Monday, August 07, 2023 9:49:36 AM
Perry, Fairholm and all the other Plaintiffs made the fatal error to not challenge the SPSPA using what I believe are violations of the Charter Act and the Safety and Soundness Act that would nullify the SPSPA outright. Further arguments could be made that the 200 billion commitment where not authorized by The Appropriations act as they werent used to purchase obligations or securities but rather used as a tax payer debt obligation of the GSEs with a rate that also violates the Charter. Potential violations of the CFO act leading to 14th amendment violations could have been argued as well as MQD issues.
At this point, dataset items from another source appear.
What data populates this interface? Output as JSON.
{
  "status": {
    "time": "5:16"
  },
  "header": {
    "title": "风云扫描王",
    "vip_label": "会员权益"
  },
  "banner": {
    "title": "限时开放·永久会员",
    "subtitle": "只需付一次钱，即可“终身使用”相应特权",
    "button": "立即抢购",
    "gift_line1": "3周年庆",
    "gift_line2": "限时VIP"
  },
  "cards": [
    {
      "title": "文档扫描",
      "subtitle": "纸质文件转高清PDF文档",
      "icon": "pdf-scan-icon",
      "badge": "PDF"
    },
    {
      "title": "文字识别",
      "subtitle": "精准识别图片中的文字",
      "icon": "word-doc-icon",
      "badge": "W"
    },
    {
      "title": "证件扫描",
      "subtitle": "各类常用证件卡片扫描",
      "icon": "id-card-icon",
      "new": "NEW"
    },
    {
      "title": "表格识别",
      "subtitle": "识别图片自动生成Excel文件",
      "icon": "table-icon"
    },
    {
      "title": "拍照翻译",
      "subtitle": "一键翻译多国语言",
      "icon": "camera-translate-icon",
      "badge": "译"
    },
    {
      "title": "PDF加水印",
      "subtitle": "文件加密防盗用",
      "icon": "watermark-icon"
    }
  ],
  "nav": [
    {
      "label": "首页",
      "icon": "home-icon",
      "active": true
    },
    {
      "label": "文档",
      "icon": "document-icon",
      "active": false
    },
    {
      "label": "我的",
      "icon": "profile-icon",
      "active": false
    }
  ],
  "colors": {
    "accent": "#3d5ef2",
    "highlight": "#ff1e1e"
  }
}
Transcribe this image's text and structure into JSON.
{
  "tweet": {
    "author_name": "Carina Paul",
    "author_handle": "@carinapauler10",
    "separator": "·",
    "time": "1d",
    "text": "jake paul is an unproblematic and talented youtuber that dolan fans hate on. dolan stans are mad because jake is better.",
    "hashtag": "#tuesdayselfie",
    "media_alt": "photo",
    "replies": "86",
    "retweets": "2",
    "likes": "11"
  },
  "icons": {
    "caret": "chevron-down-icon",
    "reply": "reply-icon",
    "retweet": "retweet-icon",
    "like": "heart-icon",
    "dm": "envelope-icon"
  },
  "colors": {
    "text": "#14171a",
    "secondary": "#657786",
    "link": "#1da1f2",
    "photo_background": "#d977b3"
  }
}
But none of that was brought before a court.
The Plaintiffs attempted to get around the HERA sand trap by arguing the NWS was ultra vires by way of the APA’s arbitrary and capricious language, or Delaware corporate Law etc etc. All failed except the Common Law implied good faith and fair dealings implicit to contracts that Congress can’t legislate away. So here we are cheering on the last scraps of a failed legal strategy that will do nothing but take cash from the beleaguered GSEs and make some Attorneys more money.
I believe that the 2nd, 3rd, and 4th amendments to the SPSPA have created new distinct injuries to the GSEs and shareholders such that under the continuing claims doctrine, the Statute of limitations on the original Charter Act and Safety and Soundness act violations instituted by the SPSPA are still ripe. Would you be willing to help me with this?